Overigens mag een participant – als niet statutair, of bij overeenkomst, wordt afgeweken van de wettelijke hoofdregel – op grond van de Code Civil zijn participaties verhandelen wanneer er na een periode van zes maanden door de andere participanten nog niet op zijn aanbieding is gereageerd. De Code Civil beoogt hiermee namelijk te bewerkstelligen dat een participant kan uittreden, zonder dat deze oneindig kan worden tegengehouden doordat andere participanten niet reageren. De termijn van zes maanden kan daarbij statutair aangepast worden tot een periode van één maand tot één jaar. Deze wettelijke regeling staat er dus niet aan in de weg dat aan het toestemmingsvereiste wordt voldaan.
Verenigd Koninkrijk
In het Verenigd Koninkrijk wordt in (limited) partnership overeenkomsten bij bepalingen rond de overdracht van partnership interests vaak gebruik gemaakt van een bepaalde tekstpassage. Na de hoofdzin ‘Transfer of any Limited Partner’s Interest … shall be valid and effective only with the prior (written) consent of the other partners’, wordt de volgende bijzin opgenomen: ‘such consent not to be unreasonably withheld or delayed’. Deze bijzin is noodzakelijk, omdat het recht van het Verenigd Koninkrijk geen wettelijke regeling voor de redelijkheid en billijkheid kent. In het Nederlandse verbintenissenrecht is dit wel wettelijk vastgelegd in artikel 6:2, tweede lid, BW. Of een partner zich onredelijk opstelt in de zin van de overeenkomst – en meer in het bijzonder in de zin van deze bijzin – wordt door een onafhankelijke instantie beoordeeld. Deze bijzin staat het voldoen aan het toestemmingsvereiste niet in de weg. Met deze bijzin wordt namelijk een situatie bereikt die vergelijkbaar is met de Nederlandse wettelijke regeling in het BW.
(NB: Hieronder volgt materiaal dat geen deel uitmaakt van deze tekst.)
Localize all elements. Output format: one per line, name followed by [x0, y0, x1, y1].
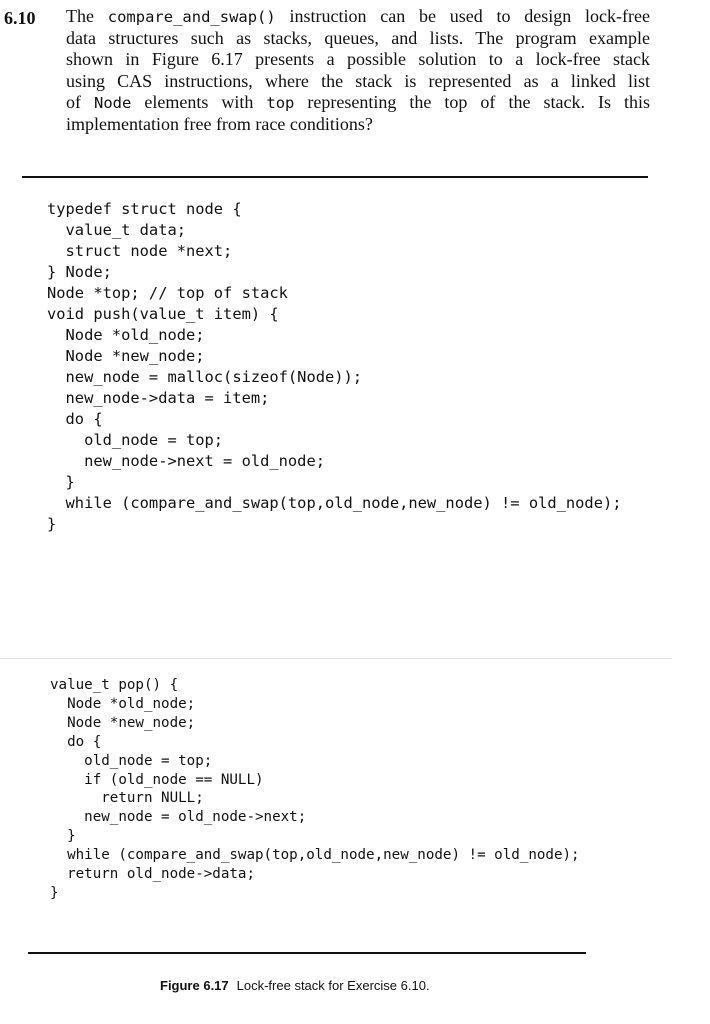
- code-line: return old_node->data;: [50, 866, 255, 883]
- prompt-line: shown in Figure 6.17 presents a possible solution to a lock-free stack: [66, 49, 650, 70]
- code-line: struct node *next;: [47, 242, 233, 260]
- code-line: do {: [50, 733, 102, 750]
- code-line: Node *top; // top of stack: [47, 284, 288, 302]
- prompt-text: instruction can be used to design lock-free: [275, 6, 650, 26]
- code-line: new_node = old_node->next;: [50, 809, 307, 826]
- code-line: void push(value_t item) {: [47, 305, 279, 323]
- code-line: }: [47, 473, 75, 491]
- code-line: return NULL;: [50, 790, 204, 807]
- code-line: while (compare_and_swap(top,old_node,new_node) != old_node);: [47, 494, 622, 512]
- code-line: typedef struct node {: [47, 200, 242, 218]
- code-line: while (compare_and_swap(top,old_node,new_node) != old_node);: [50, 847, 580, 864]
- prompt-text: elements with: [131, 91, 267, 112]
- prompt-line: implementation free from race conditions?: [66, 114, 373, 135]
- code-line: }: [50, 828, 76, 845]
- inline-code: Node: [94, 93, 132, 112]
- inline-code: top: [266, 93, 295, 112]
- prompt-line: [66, 92, 650, 114]
- prompt-text: representing the top of the stack. Is this: [294, 91, 650, 112]
- section-divider: [0, 658, 672, 659]
- prompt-text: The: [66, 6, 108, 26]
- figure-label: Figure 6.17: [160, 978, 229, 993]
- prompt-text: of: [66, 91, 95, 112]
- code-line: value_t pop() {: [50, 677, 179, 693]
- exercise-prompt: [66, 6, 650, 135]
- code-listing-pop: [50, 676, 580, 903]
- code-line: }: [50, 884, 59, 901]
- code-line: new_node = malloc(sizeof(Node));: [47, 368, 363, 386]
- prompt-line: [66, 6, 650, 28]
- code-line: }: [47, 515, 57, 533]
- prompt-line: data structures such as stacks, queues, and lists. The program example: [66, 28, 650, 49]
- code-line: new_node->next = old_node;: [47, 452, 325, 470]
- code-line: old_node = top;: [50, 752, 213, 769]
- figure-top-rule: [22, 176, 648, 178]
- code-line: Node *new_node;: [47, 347, 205, 365]
- code-line: old_node = top;: [47, 431, 224, 449]
- code-listing-push: [47, 199, 622, 535]
- code-line: Node *old_node;: [47, 326, 205, 344]
- code-line: new_node->data = item;: [47, 389, 270, 407]
- caption-text: Lock-free stack for Exercise 6.10.: [236, 978, 430, 993]
- code-line: } Node;: [47, 263, 112, 281]
- code-line: Node *old_node;: [50, 695, 196, 712]
- code-line: value_t data;: [47, 221, 186, 239]
- code-line: Node *new_node;: [50, 714, 196, 731]
- code-line: if (old_node == NULL): [50, 771, 264, 788]
- exercise-number: 6.10: [4, 8, 36, 28]
- prompt-line: using CAS instructions, where the stack is represented as a linked list: [66, 70, 650, 91]
- inline-code: compare_and_swap(): [107, 8, 276, 26]
- code-line: do {: [47, 410, 103, 428]
- figure-caption: [160, 978, 430, 993]
- figure-bottom-rule: [28, 952, 586, 954]
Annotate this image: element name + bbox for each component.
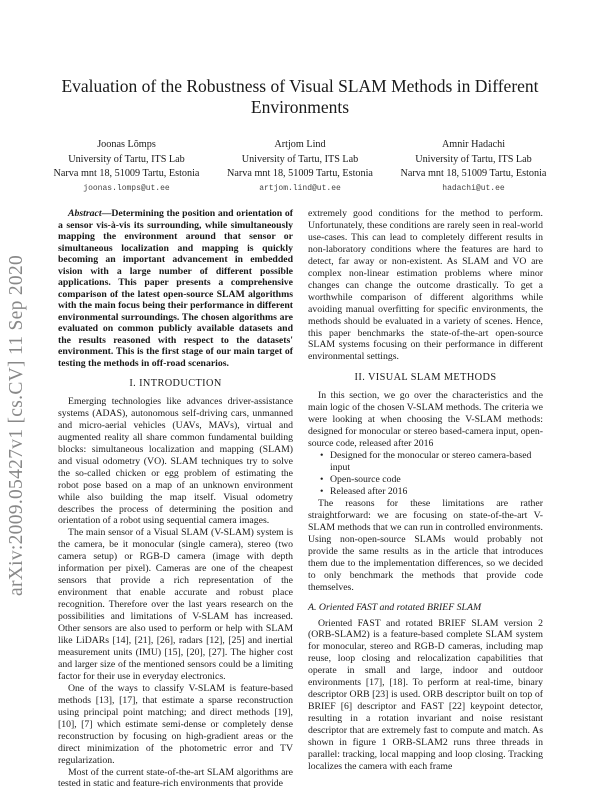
right-column: [308, 208, 543, 773]
author-address: Narva mnt 18, 51009 Tartu, Estonia: [214, 167, 387, 182]
author-address: Narva mnt 18, 51009 Tartu, Estonia: [387, 167, 560, 182]
paragraph-continued: extremely good conditions for the method to perform. Unfortunately, these conditions are rarely seen in real-world use-cases. This can lead to completely different results in non-laboratory conditions where the features are hard to detect, far away or non-existent. As SLAM and VO are complex non-linear estimation problems where minor changes can change the outcome drastically. To get a worthwhile comparison of different algorithms while avoiding manual overfitting for specific environments, the methods should be evaluated in a variety of scenes. Hence, this paper benchmarks the state-of-the-art open-source SLAM systems focusing on their performance in different environmental settings.: [308, 208, 543, 363]
paragraph: The main sensor of a Visual SLAM (V-SLAM) system is the camera, be it monocular (single camera), stereo (two camera setup) or RGB-D camera (image with depth information per pixel). Cameras are one of the cheapest sensors that provide a rich representation of the environment that enable accurate and robust place recognition. Therefore over the last years research on the possibilities and limitations of V-SLAM has increased. Other sensors are also used to perform or help with SLAM like LiDARs [14], [21], [26], radars [12], [25] and inertial measurement units (IMU) [15], [20], [27]. The higher cost and larger size of the mentioned sensors could be a limiting factor for their use in everyday electronics.: [58, 527, 293, 682]
section-heading-methods: II. VISUAL SLAM METHODS: [308, 372, 543, 384]
author-address: Narva mnt 18, 51009 Tartu, Estonia: [40, 167, 213, 182]
paper-title: Evaluation of the Robustness of Visual SLAM Methods in Different Environments: [60, 76, 540, 118]
section-heading-introduction: I. INTRODUCTION: [58, 378, 293, 390]
author-1: [40, 138, 213, 196]
author-affiliation: University of Tartu, ITS Lab: [214, 153, 387, 168]
subsection-heading-orb: A. Oriented FAST and rotated BRIEF SLAM: [308, 602, 543, 614]
abstract-text: —Determining the position and orientation of a sensor vis-à-vis its surrounding, while simultaneously mapping the environment around that sensor or simultaneous localization and mapping is quickly becoming an important advancement in embedded vision with a large number of different possible applications. This paper presents a comprehensive comparison of the latest open-source SLAM algorithms with the main focus being their performance in different environmental surroundings. The chosen algorithms are evaluated on common publicly available datasets and the results reasoned with respect to the datasets' environment. This is the first stage of our main target of testing the methods in off-road scenarios.: [58, 208, 293, 369]
author-2: [214, 138, 387, 196]
abstract-label: Abstract: [68, 208, 102, 219]
paragraph: Emerging technologies like advances driver-assistance systems (ADAS), autonomous self-driving cars, unmanned and micro-aerial vehicles (UAVs, MAVs), virtual and augmented reality all share common fundamental building blocks: simultaneous localization and mapping (SLAM) and visual odometry (VO). SLAM techniques try to solve the so-called chicken or egg problem of estimating the robot pose based on a map of an unknown environment while also building the map itself. Visual odometry describes the process of determining the position and orientation of a robot using sequential camera images.: [58, 396, 293, 527]
paragraph: In this section, we go over the characteristics and the main logic of the chosen V-SLAM methods. The criteria we were looking at when choosing the V-SLAM methods: designed for monocular or stereo based-camera input, open-source code, released after 2016: [308, 390, 543, 450]
paragraph: One of the ways to classify V-SLAM is feature-based methods [13], [17], that estimate a sparse reconstruction using principal point matching; and direct methods [19], [10], [7] which estimate semi-dense or completely dense reconstruction by focusing on high-gradient areas or the direct minimization of the photometric error and TV regularization.: [58, 683, 293, 767]
arxiv-stamp: arXiv:2009.05427v1 [cs.CV] 11 Sep 2020: [6, 255, 28, 596]
author-3: [387, 138, 560, 196]
list-item: • Released after 2016: [330, 486, 543, 498]
author-name: Joonas Lõmps: [40, 138, 213, 153]
author-block: [40, 138, 560, 196]
author-affiliation: University of Tartu, ITS Lab: [387, 153, 560, 168]
paragraph: The reasons for these limitations are rather straightforward: we are focusing on state-of-the-art V-SLAM methods that we can run in controlled environments. Using non-open-source SLAMs would probably not provide the same results as in the article that introduces them due to the implementation differences, so we decided to only benchmark the methods that provide code themselves.: [308, 498, 543, 594]
left-column: [58, 208, 293, 790]
author-email[interactable]: artjom.lind@ut.ee: [214, 182, 387, 197]
abstract: [58, 208, 293, 369]
list-item: • Open-source code: [330, 474, 543, 486]
author-email[interactable]: joonas.lomps@ut.ee: [40, 182, 213, 197]
paragraph: Most of the current state-of-the-art SLAM algorithms are tested in static and feature-rich environments that provide: [58, 767, 293, 790]
criteria-list: [308, 450, 543, 498]
author-affiliation: University of Tartu, ITS Lab: [40, 153, 213, 168]
author-name: Artjom Lind: [214, 138, 387, 153]
list-item: • Designed for the monocular or stereo camera-based input: [330, 450, 543, 474]
author-email[interactable]: hadachi@ut.ee: [387, 182, 560, 197]
author-name: Amnir Hadachi: [387, 138, 560, 153]
paragraph: Oriented FAST and rotated BRIEF SLAM version 2 (ORB-SLAM2) is a feature-based complete SLAM system for monocular, stereo and RGB-D cameras, including map reuse, loop closing and relocalization capabilities that operate in small and large, indoor and outdoor environments [17], [18]. To perform at real-time, binary descriptor ORB [23] is used. ORB descriptor built on top of BRIEF [6] descriptor and FAST [22] keypoint detector, resulting in a rotation invariant and noise resistant descriptor that are extremely fast to compute and match. As shown in figure 1 ORB-SLAM2 runs three threads in parallel: tracking, local mapping and loop closing. Tracking localizes the camera with each frame: [308, 618, 543, 773]
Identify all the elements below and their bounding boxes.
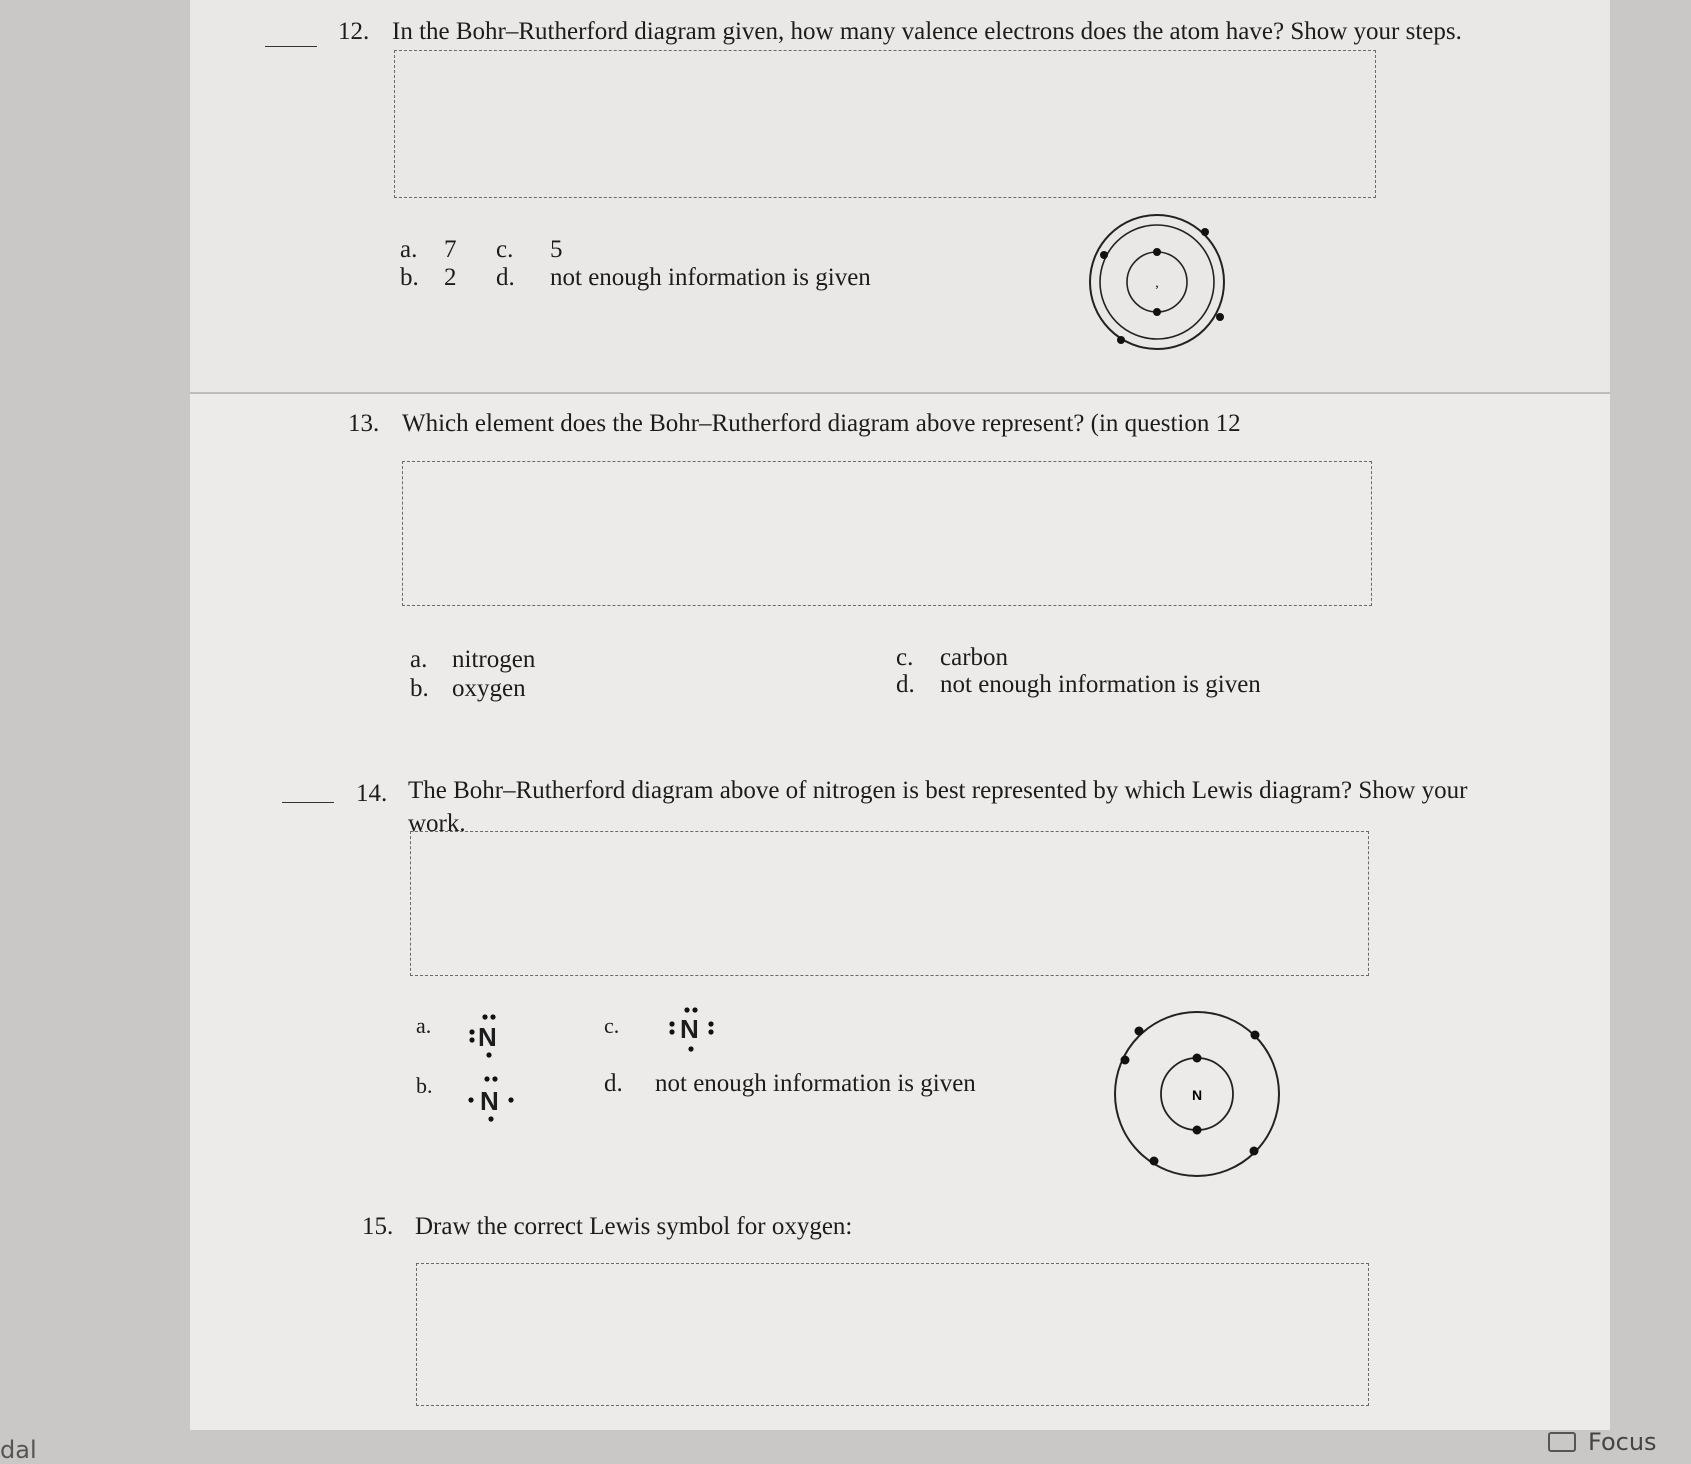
- lewis-b-symbol: N: [480, 1086, 499, 1116]
- q13-option-b-text: oxygen: [452, 675, 526, 702]
- answer-blank-14[interactable]: [282, 802, 334, 803]
- bohr-14-nucleus-label: N: [1191, 1087, 1203, 1103]
- q13-option-b-letter: b.: [410, 675, 429, 702]
- question-14-text-line2: work.: [408, 810, 466, 837]
- lewis-c-symbol: N: [680, 1014, 699, 1044]
- q13-option-d-text: not enough information is given: [940, 671, 1261, 698]
- question-13-number: 13.: [348, 410, 380, 437]
- question-13-text: Which element does the Bohr–Rutherford diagram above represent? (in question 12: [402, 410, 1241, 437]
- q12-option-b-text: 2: [444, 264, 457, 291]
- corner-text: dal: [0, 1436, 37, 1464]
- focus-label: Focus: [1588, 1428, 1657, 1456]
- lewis-option-c: [666, 1006, 716, 1052]
- q12-option-b-letter: b.: [400, 264, 419, 291]
- lewis-a-symbol: N: [478, 1022, 497, 1052]
- q14-option-a-letter: a.: [416, 1013, 432, 1038]
- section-divider: [190, 392, 1610, 394]
- question-12-number: 12.: [338, 18, 370, 45]
- bohr-12-nucleus-label: ,: [1155, 276, 1159, 291]
- q14-option-d-text: not enough information is given: [655, 1070, 976, 1097]
- q12-option-a-text: 7: [444, 236, 457, 263]
- q14-option-d-letter: d.: [604, 1070, 623, 1097]
- bohr-diagram-12: [1085, 210, 1235, 360]
- question-15-text: Draw the correct Lewis symbol for oxygen:: [415, 1213, 853, 1240]
- focus-button[interactable]: [1548, 1428, 1657, 1456]
- q12-option-a-letter: a.: [400, 236, 418, 263]
- q13-option-a-letter: a.: [410, 646, 428, 673]
- answer-blank-12[interactable]: [265, 46, 317, 47]
- q12-option-d-text: not enough information is given: [550, 264, 871, 291]
- q13-option-d-letter: d.: [896, 671, 915, 698]
- answer-box-15[interactable]: [416, 1263, 1369, 1406]
- question-15-number: 15.: [362, 1213, 394, 1240]
- bohr-diagram-14: [1113, 1010, 1283, 1180]
- q14-option-b-letter: b.: [416, 1073, 433, 1098]
- q14-option-c-letter: c.: [604, 1013, 620, 1038]
- q13-option-c-letter: c.: [896, 644, 914, 671]
- lewis-option-b: [466, 1072, 514, 1122]
- answer-box-14[interactable]: [410, 831, 1369, 976]
- answer-box-12[interactable]: [394, 50, 1376, 198]
- q13-option-a-text: nitrogen: [452, 646, 536, 673]
- question-14-text-line1: The Bohr–Rutherford diagram above of nitrogen is best represented by which Lewis diagram? Show your: [408, 777, 1468, 804]
- q12-option-d-letter: d.: [496, 264, 515, 291]
- question-12-text: In the Bohr–Rutherford diagram given, how many valence electrons does the atom have? Show your steps.: [392, 18, 1462, 45]
- q12-option-c-letter: c.: [496, 236, 514, 263]
- focus-icon: [1548, 1432, 1576, 1452]
- q13-option-c-text: carbon: [940, 644, 1009, 671]
- lewis-option-a: [468, 1012, 508, 1058]
- question-14-number: 14.: [356, 780, 388, 807]
- q12-option-c-text: 5: [550, 236, 563, 263]
- answer-box-13[interactable]: [402, 461, 1372, 606]
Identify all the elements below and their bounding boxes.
Verenigde Staten van Amerika
In veel contracten van met name Amerikaanse limited partnerships zijn sanctiebepalingen opgenomen voor situaties waarin een partner niet aan zijn contractuele verplichtingen voldoet. Een dergelijke partner wordt een ‘defaulting partner’ genoemd. Een defaulting partner is dus geen weigerachtige vennoot of een vennoot die niet reageert op verzoeken van andere vennoten. De specifieke situatie dat de defaulting partner door het definitieve verlies van zijn stemrecht geen invloed meer kan uitoefenen op de toetreding en vervanging van andere partners, heeft geen invloed op het besloten karakter van de Amerikaanse cv-achtige. De achtergrond van het verlies van stemrecht is namelijk een sanctie wegens het niet nakomen van contractuele verplichtingen door de desbetreffende vennoot. Het is niet de bedoeling van de contractpartijen om door het definitieve verlies van het stemrecht te bewerkstelligen dat er geen unanieme toestemming nodig is voor toetreding of vervanging van vennoten. Als de samenwerking met de defaulting partner op een gegeven moment wordt opgezegd en zijn aandeel aan hem wordt uitgekeerd of hij zijn aandeel verliest aan de overige vennoten, is toestemming niet vereist, mits het relatieve belang van de achterblijvende vennoten niet wijzigt. De relatieve belangen van de achterblijvende vennoten wijzigen niet als de participatie van de defaulting partner pro rata wordt toebedeeld aan de achterblijvende vennoten. Vindt er geen proratatoedeling van de participatie aan de achterblijvende vennoten plaats, dan is wel actieve instemming van alle vennoten noodzakelijk om het besloten karakter van de Amerikaanse cv-achtige te behouden.